Ada had spent two years convincing herself that stability was the same as love until one morning she woke up and could not continue the argument.
She called Kamsi on a Sunday afternoon.
“I think I made peace with the wrong things.”
“What do you mean?”
“I wanted peace so badly that I made peace with things I should have questioned. His silence, his mother, the way he never once asks how I am and means it. Three years, Kamsi, not once.”
“What do you need right now?”
“I need to start being honest about what this is.”
“That’s a good place to start.”
“You never made us feel stupid, even when we were pushing you and laughing. You never once threw it back at us.”
“You weren’t stupid. You were afraid.”
“We were all afraid of something.”
“What were you afraid of?”
“Being wrong, being alone, being the last one standing with nothing to show for the waiting.”
“But you waited anyway.”
“I waited anyway.”
Ifunanya’s truth arrived the loudest, the way Ifunanya herself had always arrived.
Desmond had not been faithful. This was confirmed not once, but repeatedly across eighteen months by evidence she could no longer explain away. The last incident involved a woman who called the house phone, an act so brazen that Ifunanya almost respected the audacity of it.
She left within a week.
The apartment, the trips, the carefully curated life. She left all of it and moved into her sister’s flat with two suitcases and the quiet devastation of someone who had paid an extremely high price for a lesson she could not return.
She called Kamsi at 2 a.m.
“I know it’s late. I just needed to hear your voice. You always sound like everything is going to be okay.”
“Everything is going to be okay.”
“I was so mean to you, Kamsi. I called you slow. I said you didn’t understand life. I said time was passing you by.”
“Ifunanya—”
“No, let me say it. I looked down on you, and now look at me, 2 a.m., crying in my sister’s spare room, and I’m on the phone with you.”
“That’s all that matters right now.”
“Why are you not angry with us?”
“Because anger would mean spending energy on the past, and I have a future I’m still building.”
“You and Obinna?”
“Among other things.”
Obinna had proposed in her lesson center after the last child had gone home, sitting on a small plastic chair that was too short for him with a ring chosen specifically for her taste. Not for show.

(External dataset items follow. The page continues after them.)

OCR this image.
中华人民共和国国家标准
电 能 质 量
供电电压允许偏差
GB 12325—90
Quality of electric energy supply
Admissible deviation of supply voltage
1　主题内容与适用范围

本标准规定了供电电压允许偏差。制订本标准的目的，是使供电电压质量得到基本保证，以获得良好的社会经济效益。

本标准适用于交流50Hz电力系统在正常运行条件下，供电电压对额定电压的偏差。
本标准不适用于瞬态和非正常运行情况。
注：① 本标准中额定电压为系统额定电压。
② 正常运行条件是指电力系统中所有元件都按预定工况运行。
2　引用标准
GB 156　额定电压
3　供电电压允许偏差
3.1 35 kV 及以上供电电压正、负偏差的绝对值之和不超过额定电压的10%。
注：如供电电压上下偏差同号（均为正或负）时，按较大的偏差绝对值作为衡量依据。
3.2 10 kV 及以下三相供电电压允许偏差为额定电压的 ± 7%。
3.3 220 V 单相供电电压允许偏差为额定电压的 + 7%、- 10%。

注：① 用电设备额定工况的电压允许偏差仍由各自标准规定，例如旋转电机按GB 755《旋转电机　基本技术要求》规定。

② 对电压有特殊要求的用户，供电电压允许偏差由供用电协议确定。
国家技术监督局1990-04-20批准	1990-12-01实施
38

“I know who you are, Kamsi. Not who I want you to be, who you actually are. And I would like to build a life with that person, if she’ll have me.”
“She will.”
Their wedding was quiet and deliberate and entirely theirs. No competition with anyone’s vision, no performance for Uguta, just two people who had chosen each other with open eyes and enough time to be sure.
The morning after, when the house was still and pale harmattan light came through the curtains, Kamsi lay awake thinking about her three friends, where they were, what they were rebuilding, how bravely they were beginning again.
She did not feel superior.
She did not feel vindicated.
She felt something quieter and more sustaining than either: the deep, settled satisfaction of a woman who had trusted herself when trusting herself was the harder choice and had arrived, without rushing, exactly where she was meant to be.
Outside, Uguta was already awake, already watching, already forming opinions. But for the first time in a long time, Kamsi did not feel the weight of its gaze.
She had nothing left to prove.
And that, she understood now, was what freedom actually felt like.